C’est là qu’on voit la puissance de la parole d’Allah. Pour faire la comparaison à notre époque, si je peux me permettre, c’est comme si l’on disait qu’apprendre 2 versets du livre d’Allah était meilleur que deux voitures de luxe toute option.
Pour terminer cette première partie, nous allons voir plusieurs preuves du fait que le Quran fait partie des meilleures manières de se rapprocher d’Allah. Pour comprendre cela, il faut connaître le statut des experts et de ceux qui excelle dans le Quran :
Ahlul Quran (أَهْلُ القُرْآن) que l’on peut traduire par les gens du Quran. Cette appellation est parmi les plus nobles que l’on puisse recevoir, elle désigne les personnes les plus proches du livre d’Allah et ainsi les plus proches d’Allah. Ce sont celles et ceux qui lisent le Quran nuit et jour, l’apprennent, adhèrent à ses principes, et s’éloignent de ses interdits.
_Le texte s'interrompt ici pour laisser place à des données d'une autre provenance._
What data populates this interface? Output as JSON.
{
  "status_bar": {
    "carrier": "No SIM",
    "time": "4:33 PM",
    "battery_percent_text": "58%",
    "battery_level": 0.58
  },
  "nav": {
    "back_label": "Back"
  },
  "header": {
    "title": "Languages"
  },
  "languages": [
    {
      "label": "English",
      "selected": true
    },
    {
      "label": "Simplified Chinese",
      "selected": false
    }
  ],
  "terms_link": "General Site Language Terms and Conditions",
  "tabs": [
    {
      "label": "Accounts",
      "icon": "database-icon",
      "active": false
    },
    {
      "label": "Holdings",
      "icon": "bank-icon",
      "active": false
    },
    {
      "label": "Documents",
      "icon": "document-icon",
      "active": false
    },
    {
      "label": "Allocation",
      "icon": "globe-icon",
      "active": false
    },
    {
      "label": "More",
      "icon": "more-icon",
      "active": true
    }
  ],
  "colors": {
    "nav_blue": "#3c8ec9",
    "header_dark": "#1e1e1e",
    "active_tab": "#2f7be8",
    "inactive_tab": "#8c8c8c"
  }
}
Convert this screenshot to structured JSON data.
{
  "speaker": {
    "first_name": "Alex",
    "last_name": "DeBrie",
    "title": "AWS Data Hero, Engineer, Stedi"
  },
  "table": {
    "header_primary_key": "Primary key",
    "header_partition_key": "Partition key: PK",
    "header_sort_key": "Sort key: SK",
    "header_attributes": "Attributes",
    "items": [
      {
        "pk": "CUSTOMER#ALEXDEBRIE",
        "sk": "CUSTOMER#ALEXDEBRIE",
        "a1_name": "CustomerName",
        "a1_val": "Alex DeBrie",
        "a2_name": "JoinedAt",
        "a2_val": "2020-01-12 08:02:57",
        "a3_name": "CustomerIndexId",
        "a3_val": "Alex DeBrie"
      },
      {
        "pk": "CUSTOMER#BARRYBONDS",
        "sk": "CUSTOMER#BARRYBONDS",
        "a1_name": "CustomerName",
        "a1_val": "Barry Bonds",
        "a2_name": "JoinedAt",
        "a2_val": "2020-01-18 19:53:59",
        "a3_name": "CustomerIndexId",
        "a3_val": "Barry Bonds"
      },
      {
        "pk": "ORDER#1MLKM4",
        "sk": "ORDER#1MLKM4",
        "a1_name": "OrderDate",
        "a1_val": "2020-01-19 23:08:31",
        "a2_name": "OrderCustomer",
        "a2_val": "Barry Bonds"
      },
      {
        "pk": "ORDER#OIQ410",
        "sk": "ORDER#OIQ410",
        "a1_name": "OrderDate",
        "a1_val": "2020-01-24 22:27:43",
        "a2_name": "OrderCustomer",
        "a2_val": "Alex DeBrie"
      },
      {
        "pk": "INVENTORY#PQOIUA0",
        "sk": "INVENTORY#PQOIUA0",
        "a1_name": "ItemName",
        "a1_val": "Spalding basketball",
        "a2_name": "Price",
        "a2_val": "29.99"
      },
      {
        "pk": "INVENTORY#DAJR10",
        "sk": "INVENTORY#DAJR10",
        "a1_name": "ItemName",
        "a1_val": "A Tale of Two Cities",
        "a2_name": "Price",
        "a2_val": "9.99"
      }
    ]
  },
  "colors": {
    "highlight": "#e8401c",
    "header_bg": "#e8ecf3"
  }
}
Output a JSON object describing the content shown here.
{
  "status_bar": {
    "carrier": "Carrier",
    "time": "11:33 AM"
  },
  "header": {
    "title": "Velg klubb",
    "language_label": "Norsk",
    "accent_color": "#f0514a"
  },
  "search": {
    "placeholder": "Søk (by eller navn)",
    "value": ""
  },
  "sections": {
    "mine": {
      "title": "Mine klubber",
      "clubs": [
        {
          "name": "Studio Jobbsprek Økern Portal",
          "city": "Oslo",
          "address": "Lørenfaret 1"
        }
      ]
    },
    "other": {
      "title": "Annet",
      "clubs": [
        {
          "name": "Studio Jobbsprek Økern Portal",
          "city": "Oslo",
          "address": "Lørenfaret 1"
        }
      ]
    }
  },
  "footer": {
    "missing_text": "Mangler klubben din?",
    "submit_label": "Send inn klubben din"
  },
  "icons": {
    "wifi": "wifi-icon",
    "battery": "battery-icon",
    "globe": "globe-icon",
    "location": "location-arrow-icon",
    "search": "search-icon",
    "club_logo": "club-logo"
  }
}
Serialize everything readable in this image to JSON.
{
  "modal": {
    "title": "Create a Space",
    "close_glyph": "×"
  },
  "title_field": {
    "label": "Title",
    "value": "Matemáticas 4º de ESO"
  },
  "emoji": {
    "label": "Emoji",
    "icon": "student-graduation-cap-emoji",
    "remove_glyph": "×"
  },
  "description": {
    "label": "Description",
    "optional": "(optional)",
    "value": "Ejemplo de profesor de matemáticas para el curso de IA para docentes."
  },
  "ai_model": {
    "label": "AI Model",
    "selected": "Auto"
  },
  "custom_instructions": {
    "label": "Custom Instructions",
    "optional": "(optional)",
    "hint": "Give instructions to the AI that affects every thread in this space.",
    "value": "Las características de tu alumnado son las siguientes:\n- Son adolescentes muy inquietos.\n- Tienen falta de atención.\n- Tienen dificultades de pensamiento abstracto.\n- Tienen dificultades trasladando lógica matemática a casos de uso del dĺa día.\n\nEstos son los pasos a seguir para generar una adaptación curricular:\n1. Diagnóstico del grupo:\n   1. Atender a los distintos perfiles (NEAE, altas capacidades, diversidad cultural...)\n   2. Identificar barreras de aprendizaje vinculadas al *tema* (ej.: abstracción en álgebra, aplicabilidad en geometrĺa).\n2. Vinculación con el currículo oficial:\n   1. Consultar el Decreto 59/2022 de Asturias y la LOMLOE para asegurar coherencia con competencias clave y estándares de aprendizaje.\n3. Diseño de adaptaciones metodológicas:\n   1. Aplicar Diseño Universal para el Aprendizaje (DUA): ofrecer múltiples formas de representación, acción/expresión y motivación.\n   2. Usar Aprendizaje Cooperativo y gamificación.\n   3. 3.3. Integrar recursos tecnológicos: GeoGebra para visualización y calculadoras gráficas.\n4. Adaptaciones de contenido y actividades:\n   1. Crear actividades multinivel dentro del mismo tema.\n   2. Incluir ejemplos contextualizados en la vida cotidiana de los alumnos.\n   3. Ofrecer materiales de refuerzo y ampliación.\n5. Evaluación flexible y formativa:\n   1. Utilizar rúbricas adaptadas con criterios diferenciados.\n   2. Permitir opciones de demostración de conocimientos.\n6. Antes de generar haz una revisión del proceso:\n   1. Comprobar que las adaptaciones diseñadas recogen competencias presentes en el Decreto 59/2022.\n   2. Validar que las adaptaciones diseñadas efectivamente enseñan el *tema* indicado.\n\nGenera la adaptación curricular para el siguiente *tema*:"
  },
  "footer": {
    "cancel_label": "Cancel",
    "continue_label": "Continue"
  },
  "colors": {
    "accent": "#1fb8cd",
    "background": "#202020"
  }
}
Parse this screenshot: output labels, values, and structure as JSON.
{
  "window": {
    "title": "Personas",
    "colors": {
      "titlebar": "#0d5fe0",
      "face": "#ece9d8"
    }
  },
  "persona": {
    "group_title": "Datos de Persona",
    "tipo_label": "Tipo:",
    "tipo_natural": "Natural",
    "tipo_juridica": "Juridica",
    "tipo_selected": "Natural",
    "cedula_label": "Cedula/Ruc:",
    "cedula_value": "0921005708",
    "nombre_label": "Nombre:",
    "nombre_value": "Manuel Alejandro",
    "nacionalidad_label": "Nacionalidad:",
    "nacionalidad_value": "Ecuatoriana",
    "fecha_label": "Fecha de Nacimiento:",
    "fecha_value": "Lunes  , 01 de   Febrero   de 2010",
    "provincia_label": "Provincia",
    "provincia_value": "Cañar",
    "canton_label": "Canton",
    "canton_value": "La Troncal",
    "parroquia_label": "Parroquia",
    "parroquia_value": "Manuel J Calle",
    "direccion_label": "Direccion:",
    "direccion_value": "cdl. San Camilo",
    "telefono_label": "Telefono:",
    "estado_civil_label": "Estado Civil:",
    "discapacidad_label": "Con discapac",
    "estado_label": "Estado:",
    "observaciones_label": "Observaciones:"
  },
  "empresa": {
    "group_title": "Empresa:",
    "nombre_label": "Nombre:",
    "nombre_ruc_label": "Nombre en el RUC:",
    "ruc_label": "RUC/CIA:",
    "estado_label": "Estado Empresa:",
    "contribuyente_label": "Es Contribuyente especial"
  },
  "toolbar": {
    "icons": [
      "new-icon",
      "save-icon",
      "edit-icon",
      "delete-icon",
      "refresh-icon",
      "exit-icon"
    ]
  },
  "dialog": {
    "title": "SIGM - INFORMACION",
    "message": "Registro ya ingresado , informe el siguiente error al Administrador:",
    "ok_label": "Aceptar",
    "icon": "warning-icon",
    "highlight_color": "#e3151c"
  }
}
Le terme Ahlul Quran est mentionné dans le hadith suivant:
عن أنس رضي الله عنه قال رسول الله صلى الله عليه وسلم: إِنَّ للهِ أهلِينَ مِنَ الناسِ
قالوا: من هُمْ يا رسولَ اللهِ؟
قال أهلُ القرآنِ هُمْ أهلُ اللهِ وخَاصَّتُهُ
D’après Anas (qu’Allah l’agrée), le Prophète (ﷺ) a dit « Certes Allah a des proches parmi les gens ».
Ils ont dit : Qui sont-ils ô Messager d’Allah ?
Le Prophète (ﷺ) a dit : « Les gens du Coran (*) sont les proches d’Allah et ses privilégiés ».
(Rapporté par Nasai et authentifié par Cheikh Albani dans Sahih Targhib n°1432)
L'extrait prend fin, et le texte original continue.